The festival began as a celebration of architectural heritage – and if that’s your area of interest, there’s still plenty to discover – from the beautiful St Augustine’s Church in Ramsgate, often considered ANW Pugin’s finest work, to the spectacular Hadlow Tower in Kent, a 19th century folly that was restored after the local village community started a campaign to save it from decay.
But as the festival has grown, so it has changed and developed – with re-enactments, vintage fairs and tea-dances alongside themed historic walking tours in towns and villages across the country. The creativity and thought that goes into many Heritage Open Days events gives them real appeal to young people, whether that’s visiting ‘Blitz Street’ in Great Yarmouth, where a life-size 1940’s street scene has been created in a private garden or joining the ‘Kids Takeover Day’ at the Norwich Guildhall, where young historians share the building’s secrets.
One criticism that is often levelled at heritage site is admission prices – particularly for families. One of the things I’m proudest of is that every single Heritage Open Days event is completely free, even pre-bookable tours and talks. That also includes some iconic National Trust sites, from Hilltop, Beatrix Potter’s house in the Lake District, to Lindisfarne Castle in Northumberland, one of the most atmospheric sites in the whole country.

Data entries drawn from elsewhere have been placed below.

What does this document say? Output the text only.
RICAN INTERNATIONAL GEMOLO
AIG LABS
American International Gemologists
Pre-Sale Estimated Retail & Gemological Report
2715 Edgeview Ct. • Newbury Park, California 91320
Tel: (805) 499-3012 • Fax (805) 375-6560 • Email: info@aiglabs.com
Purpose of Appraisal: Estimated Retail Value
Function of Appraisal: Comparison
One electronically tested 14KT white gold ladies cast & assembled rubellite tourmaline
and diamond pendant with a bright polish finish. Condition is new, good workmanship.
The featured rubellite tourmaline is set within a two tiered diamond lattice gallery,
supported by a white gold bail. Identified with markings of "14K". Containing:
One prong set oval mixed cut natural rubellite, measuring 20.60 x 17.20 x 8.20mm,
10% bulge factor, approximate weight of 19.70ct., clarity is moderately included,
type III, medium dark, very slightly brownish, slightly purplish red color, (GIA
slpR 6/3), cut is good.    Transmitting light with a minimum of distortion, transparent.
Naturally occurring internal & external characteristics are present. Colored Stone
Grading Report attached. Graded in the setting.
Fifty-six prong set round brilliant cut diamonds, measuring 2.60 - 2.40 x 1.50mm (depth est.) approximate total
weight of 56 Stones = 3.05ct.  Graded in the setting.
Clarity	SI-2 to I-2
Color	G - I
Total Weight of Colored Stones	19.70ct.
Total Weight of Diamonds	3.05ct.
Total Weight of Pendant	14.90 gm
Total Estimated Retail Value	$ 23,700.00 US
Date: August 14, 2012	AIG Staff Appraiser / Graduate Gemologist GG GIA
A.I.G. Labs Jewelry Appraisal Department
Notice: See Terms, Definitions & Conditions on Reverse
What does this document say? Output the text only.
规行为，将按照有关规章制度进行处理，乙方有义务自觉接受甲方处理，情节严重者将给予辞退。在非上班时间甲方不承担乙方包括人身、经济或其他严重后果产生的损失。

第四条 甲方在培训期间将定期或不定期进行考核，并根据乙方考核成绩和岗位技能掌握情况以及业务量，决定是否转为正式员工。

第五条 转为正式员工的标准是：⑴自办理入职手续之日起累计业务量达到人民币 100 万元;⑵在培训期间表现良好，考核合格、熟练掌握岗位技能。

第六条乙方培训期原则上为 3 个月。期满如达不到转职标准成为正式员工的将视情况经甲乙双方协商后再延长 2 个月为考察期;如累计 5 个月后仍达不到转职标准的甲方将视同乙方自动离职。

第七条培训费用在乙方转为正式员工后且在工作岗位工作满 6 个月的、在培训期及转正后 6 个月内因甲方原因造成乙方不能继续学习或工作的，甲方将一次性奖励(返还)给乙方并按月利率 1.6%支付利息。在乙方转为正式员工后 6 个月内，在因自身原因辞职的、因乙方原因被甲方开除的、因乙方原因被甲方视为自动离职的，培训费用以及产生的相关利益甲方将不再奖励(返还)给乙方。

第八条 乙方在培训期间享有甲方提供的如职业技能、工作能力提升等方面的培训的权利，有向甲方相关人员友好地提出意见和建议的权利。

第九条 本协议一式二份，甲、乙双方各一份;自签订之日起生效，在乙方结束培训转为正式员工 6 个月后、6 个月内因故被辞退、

As Patron of Heritage Open Days I feel an immense sense of pride at its success, not least because it succeeds due to the passion and hard work of thousands of volunteers and organiser who give their time freely and generously. As heritage funding comes under increasing pressure, and councils increasingly struggle to find the resources to support such events, it falls more and more to local preservation trusts and civic groups to sustain and maintain our local heritage.
Heritage Open Days goes from strength to strength because it enables local people to choose, create and define how they celebrate the heritage in their area. It’s a unique and wonderful event and I urge everyone to go out this weekend, step through an unlocked door and discover the hidden local history on their doorstep.